GUARUJÁ (e foi demais) – Lá nos anos 90, qualquer moleque que ganhasse uma ou duas corridas em qualquer torneio de kart era chamado de “novo Senna” pelos jornais, quando as assessorias de imprensa, que já existiam, eram eficientes. Foram tempos de pais sonhadores, que se deleitavam “naquelas manhãs de domingo” e gastavam os tubos com os filhos para ver se um dia estariam, eles, arrancando lágrimas do povo nas manhãs de domingo.
Bem, não muitos chegaram lá para derreter os corações verde-amarelos nas manhãs de domingo, e como se sabe nenhum deles virou algo que sequer se aproxime de ser um “novo Senna”.
Mas em 1993, fui ver de perto um desses, e é possível que tenha embarcado na onda. Não achei no acervo do jornal o que escrevi, mas lembro, sim, de ter usado “novo Senna” em algum momento, mesmo que fosse na linha “quem sabe”.
Mas não me arrependo de ter levantado a bola daquele garoto de 14 anos que empilhava taças e títulos no kart. Ricardo Maurício não se transformou num novo Senna, mas virou um dos maiores pilotos brasileiros dos últimos 20 anos. Hoje, conquistou o bi na Estoque. Já tinha sido campeão em 2008. Poucas semanas atrás, tornou-se também bicampeão brasileiro de Marcas.
O título veio numa corrida sensacional, em Interlagos. Pena que com menos gente nas arquibancadas do que o thriller merecia — ainda assim, um bom público, próximo da realidade do automobilismo brasileiro de hoje, que não arrasta multidões a lugar algum, esqueçam. Na ponta, uma disputa de pilotos de excelente nível, como Zonta, Camilo, Cacá e Ricardinho — assim tratado aqui, no diminutivo, muito menos por alguma intimidade com o próprio do que por seu tamanho de gnomo, como este que vos escreve, gnomo ainda menor.

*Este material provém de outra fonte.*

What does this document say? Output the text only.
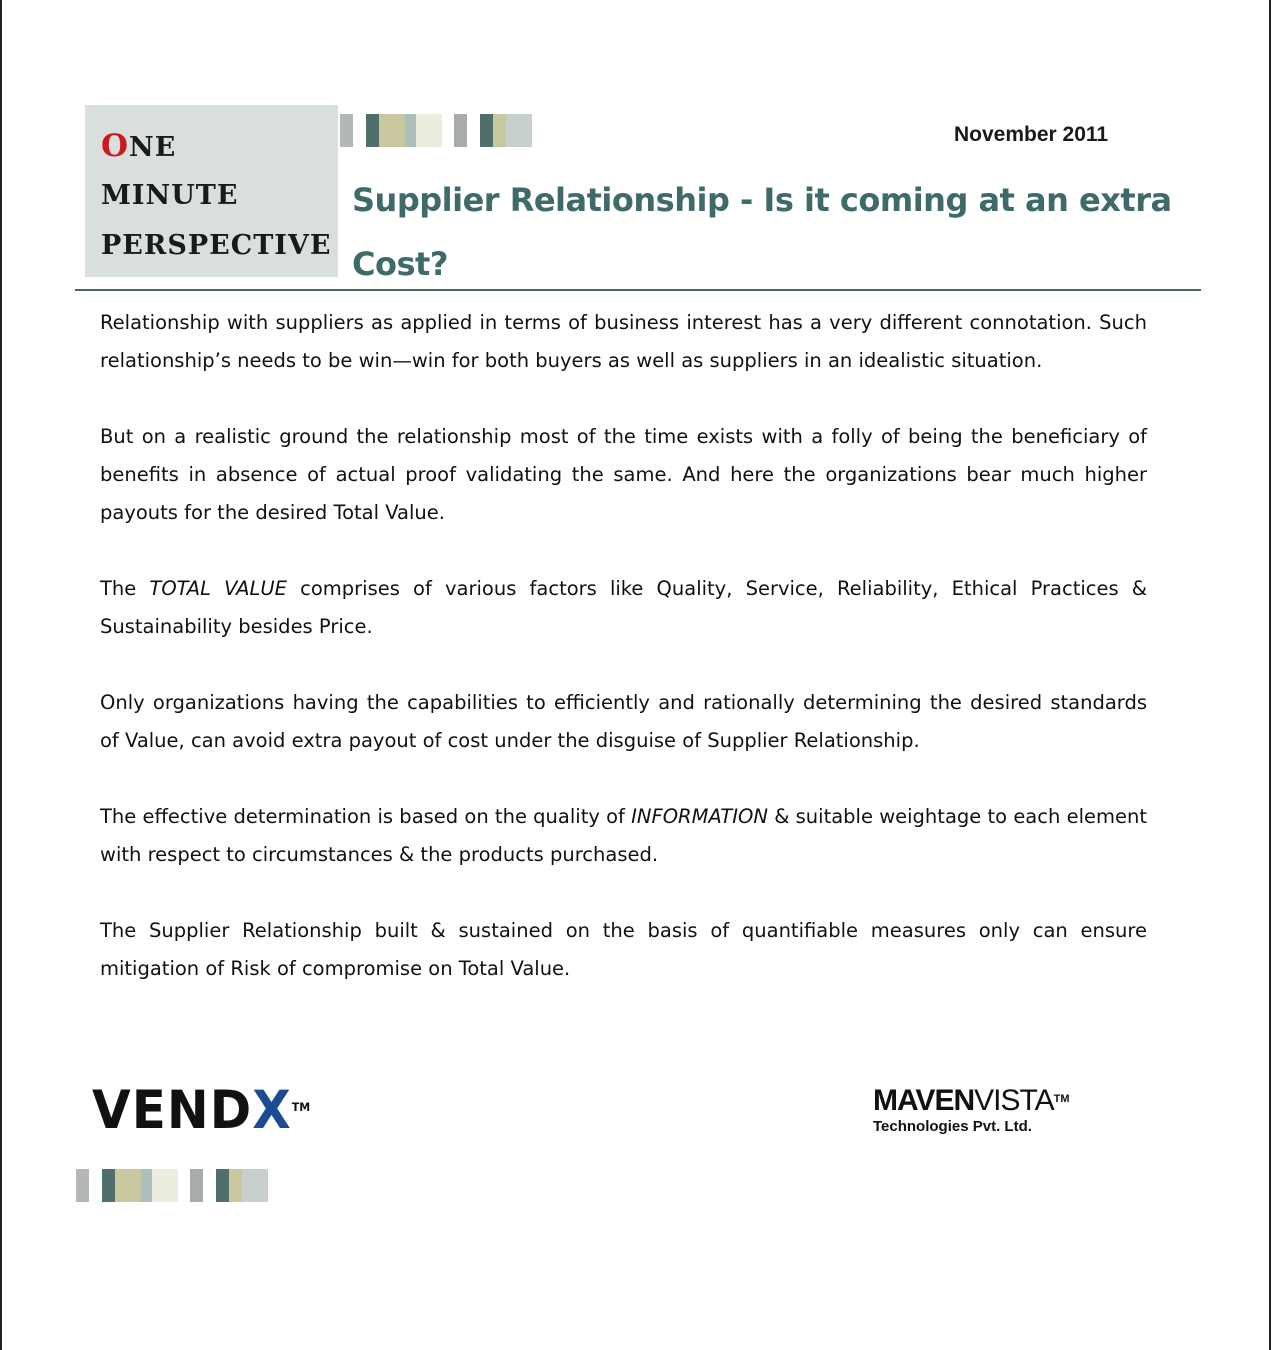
ONE
MINUTE
PERSPECTIVE
November 2011
Supplier Relationship - Is it coming at an extra Cost?

Relationship with suppliers as applied in terms of business interest has a very different connotation. Such relationship’s needs to be win—win for both buyers as well as suppliers in an idealistic situation.

But on a realistic ground the relationship most of the time exists with a folly of being the beneficiary of benefits in absence of actual proof validating the same. And here the organizations bear much higher payouts for the desired Total Value.

The TOTAL VALUE comprises of various factors like Quality, Service, Reliability, Ethical Practices & Sustainability besides Price.

Only organizations having the capabilities to efficiently and rationally determining the desired standards of Value, can avoid extra payout of cost under the disguise of Supplier Relationship.

The effective determination is based on the quality of INFORMATION & suitable weightage to each element with respect to circumstances & the products purchased.

The Supplier Relationship built & sustained on the basis of quantifiable measures only can ensure mitigation of Risk of compromise on Total Value.

VENDX™	MAVENVISTA™
Technologies Pvt. Ltd.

Não errei com Ricardo Maurício, enfim. Ele deixou o kart, onde o conheci depois de ver algumas corridas realmente boas, para ganhar o Brasileiro de F-Ford em 1995 e seguir o caminho natural daqueles tempos, a Europa. Lá, foi o primeiro brasileiro, salvo engano, adotado pela Red Bull, a caminho da e na F-3000. Pena para ele que a Red Bull ainda engatinhava no mundo do automobilismo. Se ele tivesse tido essa chance uns cinco ou seis anos depois, quem sabe o que o futuro lhe reservaria.
Depois de esmurrar ponta de faca por um tempão na Europa, o que custou inclusive a saúde financeira de sua família, que nunca foi mlionária, longe disso, Ricardinho ainda deu um último suspiro nos monopostos ganhando um título espanhol de F-3, em 2003. Então, voltou. Com 25 anos, foi tentar ganhar a vida na Stock.
E ganha até hoje, como se sabe, assim como em outras categorias. É um piloto refinadíssimo, de inteligência rara e mais rara ainda capacidade de ler uma corrida, interpretá-la, usar os parcos recursos que os carros estoqueanos oferecem e deles tirar o máximo de rendimento e durabilidade.
Foi assim que, hoje, ganhou o bi em Interlagos, na prova (e no milhão) ganha por Zonta. Foi um final emocionante porque até o último instante Thiago teve a chance de ser campeão, se Cacá conseguisse passar Maurício na busca pelo segundo lugar, o que acabou não conseguindo, e não foi por falta de esforço.
Uma grande decisão, em resumo. Ricardo fechou a temporada três míseros pontos à frente de Thiago Camilo, outro que lutou bravamente até o fim e acabou traído pelo câmbio que travou em quinta, um pecado. Ganhou apenas uma corrida no ano, mas construiu seu campeonato, como de hábito, na regularidade, chegando ao pódio com frequência e pontuando sempre. A Stock fecha o ano em curva de crescimento, com novidades prometidas para 2014 e deixando uma boa impressão no que diz respeito àquilo que acontece na pista. Tem um monte de defeitos, mas depois de uma prova como a de hoje, seria injusto ficar falando deles.
Hoje vimos uma corrida entre grandes corredores. No fundo, é tudo que a gente quer.